Une victime héroïque

 

Christelle Giovannetti, 37 ans aujourd’hui, était dans la voiture n°1 du métro lorsque la bombe à exploser à Maelbeek. « Je suis partie un petit peu en retard ce jour-là. Un collègue m’a téléphoné pour me dire qu’il y avait eu une explosion à Zaventem. Lorsque je suis arrivée sur le quai, tout le monde était sur son portable en train de suivre les infos. Je suis montée dans le métro, j’ai mis mes oreillettes et j’ai appelé un ami. Nous étions en pleine conversation, lorsqu’un choc violent nous a tous secoués.

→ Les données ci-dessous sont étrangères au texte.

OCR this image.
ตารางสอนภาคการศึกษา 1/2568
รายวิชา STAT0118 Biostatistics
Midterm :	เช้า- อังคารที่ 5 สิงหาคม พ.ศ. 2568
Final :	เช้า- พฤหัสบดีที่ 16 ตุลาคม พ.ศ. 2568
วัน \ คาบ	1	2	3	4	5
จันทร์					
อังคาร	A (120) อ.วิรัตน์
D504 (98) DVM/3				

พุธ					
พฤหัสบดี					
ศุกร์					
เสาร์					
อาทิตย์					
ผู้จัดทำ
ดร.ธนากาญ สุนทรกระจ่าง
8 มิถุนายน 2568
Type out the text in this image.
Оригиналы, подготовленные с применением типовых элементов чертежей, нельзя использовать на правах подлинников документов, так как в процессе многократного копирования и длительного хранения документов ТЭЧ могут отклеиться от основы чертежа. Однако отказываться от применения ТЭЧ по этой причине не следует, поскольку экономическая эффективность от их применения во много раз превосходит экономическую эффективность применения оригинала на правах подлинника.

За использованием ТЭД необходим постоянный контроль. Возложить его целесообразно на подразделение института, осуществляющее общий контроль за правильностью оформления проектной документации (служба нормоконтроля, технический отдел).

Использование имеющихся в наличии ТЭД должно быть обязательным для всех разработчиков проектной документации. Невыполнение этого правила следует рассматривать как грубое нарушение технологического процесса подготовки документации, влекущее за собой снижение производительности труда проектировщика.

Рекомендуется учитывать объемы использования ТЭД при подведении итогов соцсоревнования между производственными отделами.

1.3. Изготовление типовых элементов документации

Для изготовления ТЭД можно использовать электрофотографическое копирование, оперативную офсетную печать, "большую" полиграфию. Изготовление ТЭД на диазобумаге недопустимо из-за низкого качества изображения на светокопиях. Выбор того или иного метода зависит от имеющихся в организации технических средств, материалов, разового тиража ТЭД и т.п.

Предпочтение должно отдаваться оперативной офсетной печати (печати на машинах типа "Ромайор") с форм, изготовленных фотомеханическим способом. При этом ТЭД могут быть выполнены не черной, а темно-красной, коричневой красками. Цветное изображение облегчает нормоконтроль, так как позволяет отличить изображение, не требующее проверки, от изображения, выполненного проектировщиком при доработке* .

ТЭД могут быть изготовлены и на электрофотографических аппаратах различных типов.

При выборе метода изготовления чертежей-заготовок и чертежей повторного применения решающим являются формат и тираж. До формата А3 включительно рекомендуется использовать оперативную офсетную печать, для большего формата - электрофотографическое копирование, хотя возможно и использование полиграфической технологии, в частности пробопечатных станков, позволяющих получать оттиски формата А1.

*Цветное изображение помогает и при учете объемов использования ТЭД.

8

J’ai eu l’impression que la voiture se soulevait sur la rame. Puis, il y a eu un éclair avec une espèce de souffle et … le noir total. On ne voyait strictement rien. Pas un bruit, mis à part un homme qui criait. Les passagers ont commencé à s’éclairer le visage avec leurs Gsm. C’est là que j’ai vu que j’étais couverte de débris. J’avais aussi l’impression désagréable dans la gorge d’avoir avaler des tonnes de poussières. Le conducteur est alors sorti de sa cabine et nous a demandé d’évacuer par l’une des fenêtres et de marcher le long du mur du tunnel pour rejoindre la station et remonter vers l’extérieur ». 

 

Christelle est une des dernières à sortir de la voiture. « On a laissé passer les femmes avec enfants d’abord, il n’y avait plus personne après moi. On ne voyait toujours rien, mais suffisamment pour deviner des membres arrachés au sol, des lambeaux de chair humaine ... »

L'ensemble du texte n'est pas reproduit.